Brexit-Hardliner wie Außenminister Boris Johnson hatten ein ganz anderes Bild gezeichnet. Er versprach den Briten, dass ihnen die hohen Summen, die Großbritannien jetzt noch in den EU-Topf zahlen müsse, künftig zugute kämen - zum Beispiel in Form von Finanzspritzen für das marode Gesundheitssystem NHS (National Health Service).

Nun hat Großbritannien nach Angaben der Europa-SPD erstmals ein detailliertes Angebot für Zahlungen vorgelegt, das auf wichtige Forderungen der EU eingeht. Großbritannien verpflichtet sich demnach, gemeinsam mit der EU eingegangene Verpflichtungen wie Pensionslasten auch nach dem Brexit noch zu bezahlen. Darauf hatte Brüssel gepocht. Eine konkrete Summe soll in dem Angebot nicht erwähnt sein. Aber von abstrakten Zusagen können Experten hochrechnen. Britische Medien tun das und kommen auf 45 bis 55 Milliarden Euro.

Ist das der Durchbruch? Nein, noch nicht, sagt EU-Chefunterhändler Michel Barnier. „Wir arbeiten noch daran, wir haben es noch nicht geschafft.“ Der irische EU-Kommissar Phil Hogan bestätigt immerhin, dass es seit Dienstag Bewegung beim Thema Finanzen gab.

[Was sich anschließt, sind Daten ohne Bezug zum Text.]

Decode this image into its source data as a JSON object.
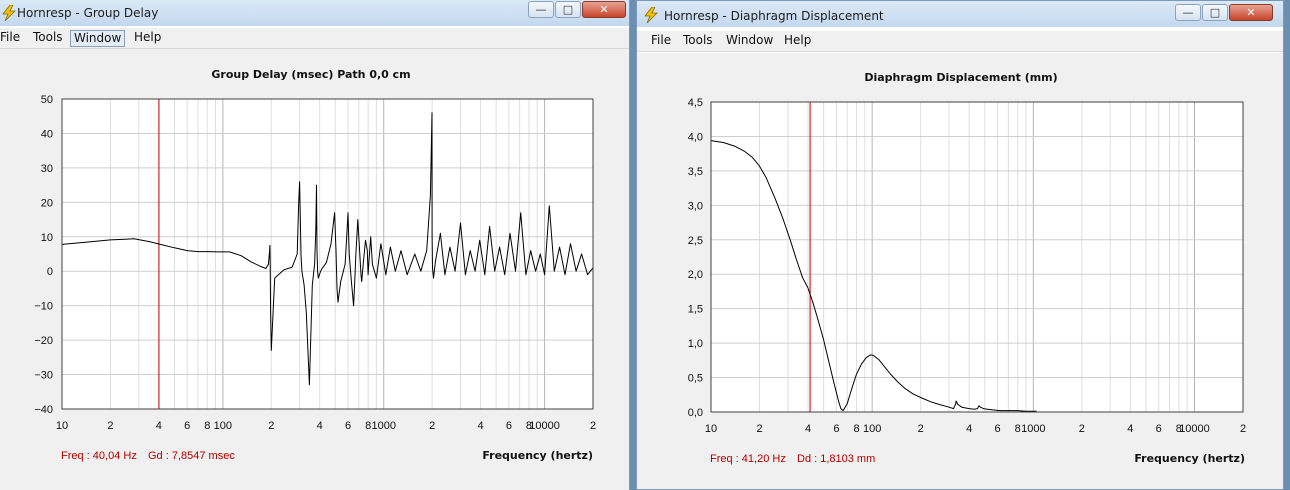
{
  "windows": [
    {
      "title": "Hornresp - Group Delay",
      "menu": [
        "File",
        "Tools",
        "Window",
        "Help"
      ],
      "active_menu": 2,
      "readout": {
        "freq": "Freq : 40,04 Hz",
        "value": "Gd : 7,8547 msec"
      }
    },
    {
      "title": "Hornresp - Diaphragm Displacement",
      "menu": [
        "File",
        "Tools",
        "Window",
        "Help"
      ],
      "active_menu": -1,
      "readout": {
        "freq": "Freq : 41,20 Hz",
        "value": "Dd : 1,8103 mm"
      }
    }
  ],
  "chart_data": [
    {
      "type": "line",
      "title": "Group Delay (msec)    Path 0,0 cm",
      "xlabel": "Frequency (hertz)",
      "ylabel": "",
      "x_scale": "log",
      "xlim": [
        10,
        20000
      ],
      "ylim": [
        -40,
        50
      ],
      "yticks": [
        50,
        40,
        30,
        20,
        10,
        0,
        -10,
        -20,
        -30,
        -40
      ],
      "ytick_labels": [
        "50",
        "40",
        "30",
        "20",
        "10",
        "0",
        "−10",
        "−20",
        "−30",
        "−40"
      ],
      "xtick_values": [
        10,
        20,
        40,
        60,
        80,
        100,
        200,
        400,
        600,
        800,
        1000,
        2000,
        4000,
        6000,
        8000,
        10000,
        20000
      ],
      "xtick_labels": [
        "10",
        "2",
        "4",
        "6",
        "8",
        "100",
        "2",
        "4",
        "6",
        "8",
        "1000",
        "2",
        "4",
        "6",
        "8",
        "10000",
        "2"
      ],
      "grid": true,
      "cursor_x": 40.04,
      "line_color": "#000000",
      "cursor_color": "#cc0000",
      "series": [
        {
          "x": [
            10,
            14,
            20,
            28,
            35,
            40,
            50,
            60,
            70,
            80,
            95,
            110,
            130,
            150,
            170,
            185,
            192,
            195,
            196,
            197,
            198,
            200,
            210,
            240,
            270,
            290,
            296,
            300,
            306,
            310,
            320,
            330,
            345,
            360,
            372,
            378,
            382,
            385,
            388,
            392,
            398,
            410,
            440,
            470,
            495,
            505,
            512,
            520,
            540,
            575,
            590,
            600,
            610,
            630,
            650,
            662,
            670,
            690,
            710,
            722,
            730,
            745,
            770,
            790,
            800,
            810,
            830,
            850,
            900,
            960,
            1030,
            1100,
            1180,
            1280,
            1400,
            1560,
            1700,
            1850,
            1950,
            1995,
            2000,
            2010,
            2040,
            2100,
            2250,
            2400,
            2580,
            2780,
            3000,
            3220,
            3450,
            3700,
            3950,
            4250,
            4550,
            4900,
            5250,
            5650,
            6100,
            6600,
            7100,
            7650,
            8200,
            8800,
            9400,
            10000,
            10700,
            11500,
            12400,
            13400,
            14500,
            15700,
            17000,
            18500,
            20000
          ],
          "y": [
            7.8,
            8.4,
            9.1,
            9.4,
            8.6,
            7.9,
            6.8,
            6.0,
            5.7,
            5.7,
            5.6,
            5.6,
            4.5,
            2.7,
            1.5,
            0.8,
            2.0,
            5.5,
            7.5,
            2.0,
            -12.0,
            -23.0,
            -2.0,
            0.4,
            1.2,
            5.0,
            20.0,
            26.0,
            5.0,
            0.0,
            -4.0,
            -12.0,
            -33.0,
            -4.0,
            2.0,
            12.0,
            25.0,
            6.0,
            0.0,
            -2.0,
            -1.0,
            0.5,
            2.5,
            8.0,
            17.0,
            6.0,
            -5.0,
            -9.0,
            -3.0,
            2.0,
            11.0,
            17.0,
            5.0,
            -3.0,
            -10.0,
            -2.0,
            4.0,
            15.0,
            5.0,
            -1.0,
            -3.0,
            2.0,
            9.0,
            6.0,
            -1.0,
            3.0,
            10.0,
            2.0,
            -2.0,
            8.0,
            -1.0,
            7.0,
            0.0,
            6.0,
            -1.0,
            5.0,
            0.0,
            6.0,
            22.0,
            46.0,
            10.0,
            1.0,
            -2.0,
            3.0,
            11.0,
            -1.0,
            7.0,
            0.0,
            14.0,
            -1.0,
            6.0,
            0.0,
            9.0,
            -1.0,
            13.0,
            0.0,
            7.0,
            -1.0,
            11.0,
            0.0,
            17.0,
            -1.0,
            6.0,
            0.0,
            5.0,
            -1.0,
            19.0,
            0.0,
            7.0,
            -1.0,
            8.0,
            0.0,
            5.0,
            -1.0,
            1.0
          ]
        }
      ]
    },
    {
      "type": "line",
      "title": "Diaphragm Displacement (mm)",
      "xlabel": "Frequency (hertz)",
      "ylabel": "",
      "x_scale": "log",
      "xlim": [
        10,
        20000
      ],
      "ylim": [
        0,
        4.5
      ],
      "yticks": [
        4.5,
        4.0,
        3.5,
        3.0,
        2.5,
        2.0,
        1.5,
        1.0,
        0.5,
        0.0
      ],
      "ytick_labels": [
        "4,5",
        "4,0",
        "3,5",
        "3,0",
        "2,5",
        "2,0",
        "1,5",
        "1,0",
        "0,5",
        "0,0"
      ],
      "xtick_values": [
        10,
        20,
        40,
        60,
        80,
        100,
        200,
        400,
        600,
        800,
        1000,
        2000,
        4000,
        6000,
        8000,
        10000,
        20000
      ],
      "xtick_labels": [
        "10",
        "2",
        "4",
        "6",
        "8",
        "100",
        "2",
        "4",
        "6",
        "8",
        "1000",
        "2",
        "4",
        "6",
        "8",
        "10000",
        "2"
      ],
      "grid": true,
      "cursor_x": 41.2,
      "line_color": "#000000",
      "cursor_color": "#cc0000",
      "series": [
        {
          "x": [
            10,
            12,
            14,
            16,
            18,
            20,
            22,
            25,
            28,
            31,
            34,
            37,
            40,
            43,
            46,
            50,
            54,
            58,
            62,
            64,
            66,
            70,
            75,
            80,
            86,
            92,
            98,
            102,
            110,
            120,
            130,
            145,
            160,
            180,
            200,
            230,
            260,
            300,
            320,
            330,
            332,
            340,
            360,
            400,
            430,
            450,
            460,
            470,
            490,
            520,
            560,
            620,
            700,
            800,
            900,
            1000,
            1050
          ],
          "y": [
            3.94,
            3.91,
            3.86,
            3.79,
            3.7,
            3.57,
            3.4,
            3.1,
            2.8,
            2.5,
            2.2,
            1.95,
            1.8,
            1.58,
            1.35,
            1.05,
            0.72,
            0.42,
            0.15,
            0.05,
            0.02,
            0.12,
            0.35,
            0.55,
            0.7,
            0.79,
            0.83,
            0.82,
            0.76,
            0.65,
            0.55,
            0.43,
            0.34,
            0.26,
            0.21,
            0.15,
            0.11,
            0.07,
            0.05,
            0.12,
            0.16,
            0.11,
            0.07,
            0.05,
            0.04,
            0.05,
            0.09,
            0.07,
            0.05,
            0.04,
            0.03,
            0.02,
            0.02,
            0.02,
            0.01,
            0.01,
            0.01
          ]
        }
      ]
    }
  ]
}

Aber mit konkreten Aussagen wagt sich in Brüssel bislang fast niemand aus der Deckung.

Jens Geier, der Chef der SPD-Abgeordneten im Europaparlament, ist einer der wenigen. Er meint, dass das jüngste Angebot für die EU akzeptabel sein könnte. Wichtig sei die Bestätigung, dass etwa langfristige Pensionszahlungen der EU und andere Verpflichtungen anteilig mitbezahlt würden - und zwar lange nach dem Austrittsdatum Ende März 2019. Doch gerade das ist für Brexit-Befürworter eine harte Nuss.

„Großbritannien muss Jahrzehnte für EU-Rechnungen zahlen“, titelte die konservative Zeitung „Times“. Zur Erinnerung: Brexit-Hardliner hatten oft genug betont, dass Großbritannien nichts für die Scheidung von der Europäischen Union zahlen müsse. Als Brüssel hart blieb und Schätzungen von bis zu 100 Milliarden Euro kursieren ließ, machte Premierministerin Theresa May ein erstes Gebot. In ihrer Grundsatzrede in Florenz im September brachte sie zunächst 20 Milliarden Euro ins Spiel.

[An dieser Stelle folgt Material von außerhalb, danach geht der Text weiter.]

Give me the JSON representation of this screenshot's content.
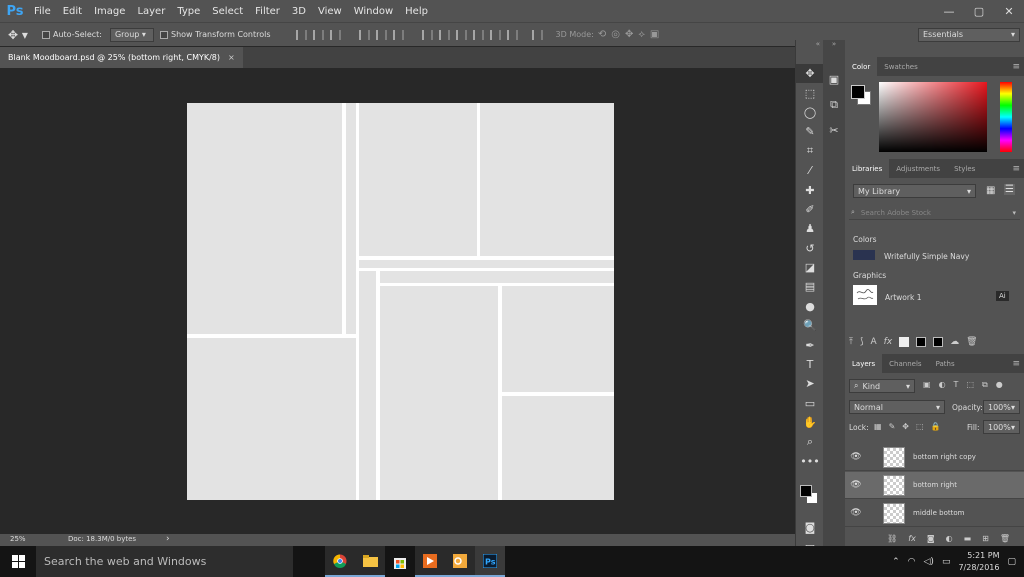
{
  "app": {
    "logo": "Ps"
  },
  "menu": [
    "File",
    "Edit",
    "Image",
    "Layer",
    "Type",
    "Select",
    "Filter",
    "3D",
    "View",
    "Window",
    "Help"
  ],
  "window_controls": {
    "minimize": "—",
    "maximize": "▢",
    "close": "✕"
  },
  "options": {
    "auto_select_label": "Auto-Select:",
    "auto_select_value": "Group",
    "transform_label": "Show Transform Controls",
    "mode_3d": "3D Mode:",
    "workspace": "Essentials"
  },
  "document": {
    "tab_title": "Blank Moodboard.psd @ 25% (bottom right, CMYK/8)",
    "tab_close": "×"
  },
  "status": {
    "zoom": "25%",
    "doc_size": "Doc: 18.3M/0 bytes",
    "arrow": "›"
  },
  "toolbox": {
    "tools": [
      {
        "name": "move-tool-icon",
        "glyph": "✥"
      },
      {
        "name": "marquee-tool-icon",
        "glyph": "⬚"
      },
      {
        "name": "lasso-tool-icon",
        "glyph": "◯"
      },
      {
        "name": "quick-select-tool-icon",
        "glyph": "✎"
      },
      {
        "name": "crop-tool-icon",
        "glyph": "⌗"
      },
      {
        "name": "eyedropper-tool-icon",
        "glyph": "⁄"
      },
      {
        "name": "healing-brush-tool-icon",
        "glyph": "✚"
      },
      {
        "name": "brush-tool-icon",
        "glyph": "✐"
      },
      {
        "name": "clone-stamp-tool-icon",
        "glyph": "♟"
      },
      {
        "name": "history-brush-tool-icon",
        "glyph": "↺"
      },
      {
        "name": "eraser-tool-icon",
        "glyph": "◪"
      },
      {
        "name": "gradient-tool-icon",
        "glyph": "▤"
      },
      {
        "name": "blur-tool-icon",
        "glyph": "●"
      },
      {
        "name": "dodge-tool-icon",
        "glyph": "🔍"
      },
      {
        "name": "pen-tool-icon",
        "glyph": "✒"
      },
      {
        "name": "type-tool-icon",
        "glyph": "T"
      },
      {
        "name": "path-select-tool-icon",
        "glyph": "➤"
      },
      {
        "name": "rectangle-tool-icon",
        "glyph": "▭"
      },
      {
        "name": "hand-tool-icon",
        "glyph": "✋"
      },
      {
        "name": "zoom-tool-icon",
        "glyph": "⌕"
      },
      {
        "name": "more-tools-icon",
        "glyph": "•••"
      }
    ]
  },
  "color_panel": {
    "tabs": [
      "Color",
      "Swatches"
    ],
    "active": "Color"
  },
  "libraries_panel": {
    "tabs": [
      "Libraries",
      "Adjustments",
      "Styles"
    ],
    "library": "My Library",
    "search_placeholder": "Search Adobe Stock",
    "colors_heading": "Colors",
    "color_item": "Writefully Simple Navy",
    "color_swatch": "#2a3350",
    "graphics_heading": "Graphics",
    "graphic_item": "Artwork 1",
    "graphic_badge": "Ai"
  },
  "layers_panel": {
    "tabs": [
      "Layers",
      "Channels",
      "Paths"
    ],
    "filter": "Kind",
    "blend_mode": "Normal",
    "opacity_label": "Opacity:",
    "opacity": "100%",
    "lock_label": "Lock:",
    "fill_label": "Fill:",
    "fill": "100%",
    "layers": [
      {
        "name": "bottom right copy",
        "selected": false
      },
      {
        "name": "bottom right",
        "selected": true
      },
      {
        "name": "middle bottom",
        "selected": false
      }
    ],
    "footer_icons": [
      "link",
      "fx",
      "mask",
      "adjustment",
      "group",
      "new",
      "trash"
    ]
  },
  "taskbar": {
    "search_placeholder": "Search the web and Windows",
    "time": "5:21 PM",
    "date": "7/28/2016",
    "apps": [
      "chrome",
      "explorer",
      "store",
      "media",
      "outlook",
      "photoshop"
    ]
  }
}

Die Regierungschefin tritt seit der von ihr vorangetriebenen und fehlgeschlagenen Neuwahl im vergangenen Juni nur noch vorsichtig auf. Sie fürchtet, zwischen Brexit-Hardlinern und Befürwortern eines weichen Brexits in der eigenen Partei zerrieben zu werden. Auf ihr Kabinett kann sie sich nicht verlassen. Ob Johnson oder Schatzkanzler Philip Hammond - immer wieder fahren ihr Kabinettsmitglieder mit eigenen Brexit-Vorschlägen in die Parade.

Dass May überhaupt noch Regierungschefin ist, führen viele Briten schlicht auf den Mangel an Alternativen zurück. Ein langjähriger Unterstützer Mays, Michael Fallon, ist zudem kürzlich wegen sexueller Belästigungen von seinem Amt als Verteidigungsminister zurückgetreten. Das Eis, auf dem sich May bewegt, ist dünn. Gestützt wird ihre Regierung von der erzkonservativen nordirischen DUP (Democratic Unionist Party), für die der EU-Austritt sehr heikle Fragen aufwirft.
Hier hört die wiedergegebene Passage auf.